Part three, the volume’s strongest section, focuses on Inka culture and includes essays on astronomy and agriculture (by John C. Earls and Gabriela Cervantes), khipus (Gary Urton), art (Thomas B. F. Cummins), textiles (Elena Phipps), architecture (Stella Nair, Jean-Pierre Protzen, and Susan A. Niles), and conceptions of life and death (Peter Kaulicke). Earls and Cervantes analyze the evidence of Moray, a laboratory for astronomical observation, hydraulic and agricultural experimentation, and pilgrimage center. Urton addresses the recording of information in knotted-cords, suggesting that they functioned through an “accounting hierarchy” that represented the administrative partitions of the empire. Cummins tackles the systematic, abstract, and schematic geometric forms present in Inka art. Phipps presents the remarkable diversity and great value of Inka garments. Nair and Protzen examine the standardized architectural languages of the Inka, including roads, waterworks, agricultural terraces, buildings, and settlements. Niles examines the role that royal estates such as Machu Pichu played in the expansion of the Inkas. Finally, Kaulicke explores Inka conceptions of life and death. Together, these essays highlight the visual uniformity of the Inka empire and highlight the abstract geometric designs and recording systems that related the individual to the whole.
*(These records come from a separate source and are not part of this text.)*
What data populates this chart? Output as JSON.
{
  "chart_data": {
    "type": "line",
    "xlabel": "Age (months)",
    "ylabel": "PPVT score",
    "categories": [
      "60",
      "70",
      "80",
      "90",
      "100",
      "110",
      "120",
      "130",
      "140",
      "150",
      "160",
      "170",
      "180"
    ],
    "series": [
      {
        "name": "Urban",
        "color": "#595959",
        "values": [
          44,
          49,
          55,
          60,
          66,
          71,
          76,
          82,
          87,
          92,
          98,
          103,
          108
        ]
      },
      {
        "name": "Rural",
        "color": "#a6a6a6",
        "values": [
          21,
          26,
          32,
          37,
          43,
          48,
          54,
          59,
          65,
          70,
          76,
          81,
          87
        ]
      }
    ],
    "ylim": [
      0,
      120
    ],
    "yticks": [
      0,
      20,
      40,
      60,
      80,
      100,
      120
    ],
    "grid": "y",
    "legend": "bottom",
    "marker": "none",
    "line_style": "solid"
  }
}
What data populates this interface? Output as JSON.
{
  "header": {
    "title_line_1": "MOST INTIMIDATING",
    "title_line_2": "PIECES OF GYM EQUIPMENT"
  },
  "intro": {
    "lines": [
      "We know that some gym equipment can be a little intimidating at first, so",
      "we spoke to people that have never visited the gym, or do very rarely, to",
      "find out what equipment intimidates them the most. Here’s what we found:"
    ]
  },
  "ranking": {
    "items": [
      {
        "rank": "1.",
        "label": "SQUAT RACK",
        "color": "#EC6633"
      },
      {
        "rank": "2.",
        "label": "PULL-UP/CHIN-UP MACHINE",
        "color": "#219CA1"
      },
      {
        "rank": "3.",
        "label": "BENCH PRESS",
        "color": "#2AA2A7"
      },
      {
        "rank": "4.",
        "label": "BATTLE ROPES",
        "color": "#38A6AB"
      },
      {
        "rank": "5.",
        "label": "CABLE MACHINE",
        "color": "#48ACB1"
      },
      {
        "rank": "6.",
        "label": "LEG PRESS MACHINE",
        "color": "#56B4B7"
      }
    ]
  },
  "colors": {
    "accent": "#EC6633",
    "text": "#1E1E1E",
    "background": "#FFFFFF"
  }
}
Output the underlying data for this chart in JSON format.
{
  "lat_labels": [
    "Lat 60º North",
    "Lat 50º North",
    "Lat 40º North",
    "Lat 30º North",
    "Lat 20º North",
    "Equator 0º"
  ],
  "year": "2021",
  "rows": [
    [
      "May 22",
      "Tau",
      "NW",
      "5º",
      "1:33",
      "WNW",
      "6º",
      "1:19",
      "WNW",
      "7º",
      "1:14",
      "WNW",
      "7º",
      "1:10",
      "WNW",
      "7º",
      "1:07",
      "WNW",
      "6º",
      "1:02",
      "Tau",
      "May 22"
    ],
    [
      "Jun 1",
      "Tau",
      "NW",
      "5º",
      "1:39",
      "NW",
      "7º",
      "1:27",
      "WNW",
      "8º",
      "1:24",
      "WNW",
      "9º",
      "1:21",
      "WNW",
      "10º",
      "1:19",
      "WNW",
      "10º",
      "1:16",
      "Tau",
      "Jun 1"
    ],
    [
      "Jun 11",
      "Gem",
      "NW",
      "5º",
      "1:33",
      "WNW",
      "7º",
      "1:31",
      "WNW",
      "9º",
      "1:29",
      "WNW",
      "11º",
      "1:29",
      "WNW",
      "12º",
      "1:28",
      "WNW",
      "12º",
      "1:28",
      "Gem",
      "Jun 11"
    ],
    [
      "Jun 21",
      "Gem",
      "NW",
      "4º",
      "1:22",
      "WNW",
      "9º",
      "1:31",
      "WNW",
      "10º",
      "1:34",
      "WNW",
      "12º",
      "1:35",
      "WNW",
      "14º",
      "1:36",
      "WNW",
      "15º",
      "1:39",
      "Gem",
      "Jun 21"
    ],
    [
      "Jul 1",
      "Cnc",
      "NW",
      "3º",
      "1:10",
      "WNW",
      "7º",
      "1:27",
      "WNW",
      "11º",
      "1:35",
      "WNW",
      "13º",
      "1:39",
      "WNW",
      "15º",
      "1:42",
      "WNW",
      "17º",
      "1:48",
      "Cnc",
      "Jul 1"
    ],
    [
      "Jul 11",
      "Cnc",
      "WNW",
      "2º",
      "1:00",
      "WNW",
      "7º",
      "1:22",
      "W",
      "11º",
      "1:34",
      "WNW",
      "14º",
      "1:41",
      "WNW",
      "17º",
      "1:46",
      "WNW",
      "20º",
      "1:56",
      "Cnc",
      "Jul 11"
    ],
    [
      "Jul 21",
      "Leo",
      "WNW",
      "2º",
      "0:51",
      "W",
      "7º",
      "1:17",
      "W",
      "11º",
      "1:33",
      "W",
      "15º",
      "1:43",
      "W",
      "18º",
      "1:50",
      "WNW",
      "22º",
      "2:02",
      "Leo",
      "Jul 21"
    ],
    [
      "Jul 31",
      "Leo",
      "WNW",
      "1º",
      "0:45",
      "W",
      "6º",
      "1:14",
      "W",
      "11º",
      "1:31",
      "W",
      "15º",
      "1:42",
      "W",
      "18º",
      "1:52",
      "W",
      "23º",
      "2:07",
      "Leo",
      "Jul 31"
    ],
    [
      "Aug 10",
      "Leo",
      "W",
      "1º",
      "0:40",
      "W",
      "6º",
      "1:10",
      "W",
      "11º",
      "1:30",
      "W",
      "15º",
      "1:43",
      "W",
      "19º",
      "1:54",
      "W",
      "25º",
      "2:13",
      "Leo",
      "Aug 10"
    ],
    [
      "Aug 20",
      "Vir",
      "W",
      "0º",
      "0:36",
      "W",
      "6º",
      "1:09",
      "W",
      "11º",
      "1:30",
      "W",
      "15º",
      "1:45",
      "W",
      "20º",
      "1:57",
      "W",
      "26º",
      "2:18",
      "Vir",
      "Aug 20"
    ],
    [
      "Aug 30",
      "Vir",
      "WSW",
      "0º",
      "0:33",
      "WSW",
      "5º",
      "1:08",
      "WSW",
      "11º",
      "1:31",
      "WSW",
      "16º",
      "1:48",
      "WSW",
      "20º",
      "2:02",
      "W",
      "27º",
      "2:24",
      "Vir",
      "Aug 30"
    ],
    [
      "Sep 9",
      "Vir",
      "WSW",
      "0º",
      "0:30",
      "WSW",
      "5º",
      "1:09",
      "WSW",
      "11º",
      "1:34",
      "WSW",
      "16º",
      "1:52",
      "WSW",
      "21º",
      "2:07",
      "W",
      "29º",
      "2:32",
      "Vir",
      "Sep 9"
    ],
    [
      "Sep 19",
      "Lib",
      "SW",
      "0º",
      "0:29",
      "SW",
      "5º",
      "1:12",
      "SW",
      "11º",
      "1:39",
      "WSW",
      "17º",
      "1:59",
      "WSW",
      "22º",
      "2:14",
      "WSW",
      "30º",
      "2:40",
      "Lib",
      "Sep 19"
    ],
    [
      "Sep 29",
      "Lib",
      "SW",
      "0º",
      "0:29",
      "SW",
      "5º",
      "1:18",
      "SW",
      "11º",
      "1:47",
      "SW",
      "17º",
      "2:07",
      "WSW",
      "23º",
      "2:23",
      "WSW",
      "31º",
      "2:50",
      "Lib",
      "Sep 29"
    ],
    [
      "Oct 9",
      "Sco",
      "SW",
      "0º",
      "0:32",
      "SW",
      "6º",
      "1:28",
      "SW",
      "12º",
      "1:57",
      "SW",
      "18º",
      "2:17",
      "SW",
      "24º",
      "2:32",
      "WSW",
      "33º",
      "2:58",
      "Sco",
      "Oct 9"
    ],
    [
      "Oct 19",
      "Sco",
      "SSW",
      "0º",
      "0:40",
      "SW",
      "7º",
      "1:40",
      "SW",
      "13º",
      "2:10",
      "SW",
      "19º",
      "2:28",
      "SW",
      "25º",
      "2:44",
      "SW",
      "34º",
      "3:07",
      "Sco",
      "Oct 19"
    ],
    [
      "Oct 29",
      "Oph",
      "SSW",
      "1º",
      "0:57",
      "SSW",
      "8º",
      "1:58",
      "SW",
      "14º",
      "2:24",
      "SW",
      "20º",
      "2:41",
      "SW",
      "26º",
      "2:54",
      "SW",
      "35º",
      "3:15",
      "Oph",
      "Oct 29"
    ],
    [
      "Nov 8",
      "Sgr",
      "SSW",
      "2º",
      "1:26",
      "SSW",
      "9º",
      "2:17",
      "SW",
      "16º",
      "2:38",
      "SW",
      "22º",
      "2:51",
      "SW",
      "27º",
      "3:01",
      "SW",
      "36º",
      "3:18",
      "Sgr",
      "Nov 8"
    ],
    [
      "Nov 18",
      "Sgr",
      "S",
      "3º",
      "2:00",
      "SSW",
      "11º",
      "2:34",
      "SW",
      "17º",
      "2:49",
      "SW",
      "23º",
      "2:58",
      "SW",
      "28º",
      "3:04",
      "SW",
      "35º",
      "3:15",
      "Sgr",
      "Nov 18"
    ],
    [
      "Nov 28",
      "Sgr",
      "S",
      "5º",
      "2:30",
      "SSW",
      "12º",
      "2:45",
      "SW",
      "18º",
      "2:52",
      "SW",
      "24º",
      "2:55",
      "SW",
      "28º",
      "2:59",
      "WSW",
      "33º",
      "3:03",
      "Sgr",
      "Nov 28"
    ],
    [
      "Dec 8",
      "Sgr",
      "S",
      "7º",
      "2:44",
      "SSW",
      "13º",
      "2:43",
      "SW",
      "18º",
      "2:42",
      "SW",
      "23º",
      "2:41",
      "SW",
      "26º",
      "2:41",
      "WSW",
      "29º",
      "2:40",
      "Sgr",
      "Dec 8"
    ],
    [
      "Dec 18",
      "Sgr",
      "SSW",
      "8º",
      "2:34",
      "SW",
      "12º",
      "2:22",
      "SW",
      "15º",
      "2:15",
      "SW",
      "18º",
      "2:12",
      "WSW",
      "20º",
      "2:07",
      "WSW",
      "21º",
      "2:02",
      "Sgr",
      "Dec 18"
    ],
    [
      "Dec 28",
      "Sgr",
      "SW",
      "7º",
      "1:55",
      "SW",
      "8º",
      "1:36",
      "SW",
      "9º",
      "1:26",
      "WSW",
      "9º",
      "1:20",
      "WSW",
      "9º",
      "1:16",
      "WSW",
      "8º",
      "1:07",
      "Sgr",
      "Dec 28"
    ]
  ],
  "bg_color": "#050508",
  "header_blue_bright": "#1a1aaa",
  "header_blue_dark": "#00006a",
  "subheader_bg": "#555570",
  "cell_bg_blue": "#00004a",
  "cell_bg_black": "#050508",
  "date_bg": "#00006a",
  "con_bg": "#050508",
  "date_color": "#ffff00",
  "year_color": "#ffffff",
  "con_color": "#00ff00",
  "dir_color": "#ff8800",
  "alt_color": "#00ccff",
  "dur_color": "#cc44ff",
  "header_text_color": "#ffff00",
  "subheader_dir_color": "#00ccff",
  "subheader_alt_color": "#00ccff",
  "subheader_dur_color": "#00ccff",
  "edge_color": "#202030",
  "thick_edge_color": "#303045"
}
The fourth part, strongly centered on archaeological studies, examines the imperial administration in the ecologically and ethnically diverse edges of the empire. Martti Pärssinen examines the south or Collasuyu, Frances M. Hayashida and Natalia Guzmán the north coast of Peru, Inge Schjellerup the lowland jungles of Ceja de Selva, and Tamara L. Bray the northern frontier of Ecuador and Colombia. These chapters show the Inka strategies to extend their rule and the ways they penetrated different cultural areas and ecosystems.

Part five, “Impacts of the Spanish Conquest,” consists of a single essay by Tetsuya Amino that examines the changing representations of the Inka after the Spanish conquest, showing how the image of the Inkas was appropriated by post-conquest indigenous peoples and even by people who had never had any relationship with the Inka. In this process, Amino posits, the Inka eventually became de-historicized and came “to be seen as a kind of pure energy” (pg. 357). While Amino’s essay is rich in scope, the last section is the weakest of the volume, since it does not give a sense of the ways in which the Spanish conquest built upon and impacted the political, economic, and social formations of the Inka—a topic that has been widely explored by historians and ethnohistorians of the Andes.

In sum, this multidisciplinary approach is a valuable resource to learn and teach about the Inka empire. It addresses a wide range of subjects, and sets the ground for multidisciplinary discussions based on a variety of sources. The chapters can be read separately, which makes it very useful for the classroom (if, conversely, creating some repetition for those reading the volume as a whole). Plus, it is a beautifully illustrated book with pictures, maps, and graphs to help readers make sense of the material.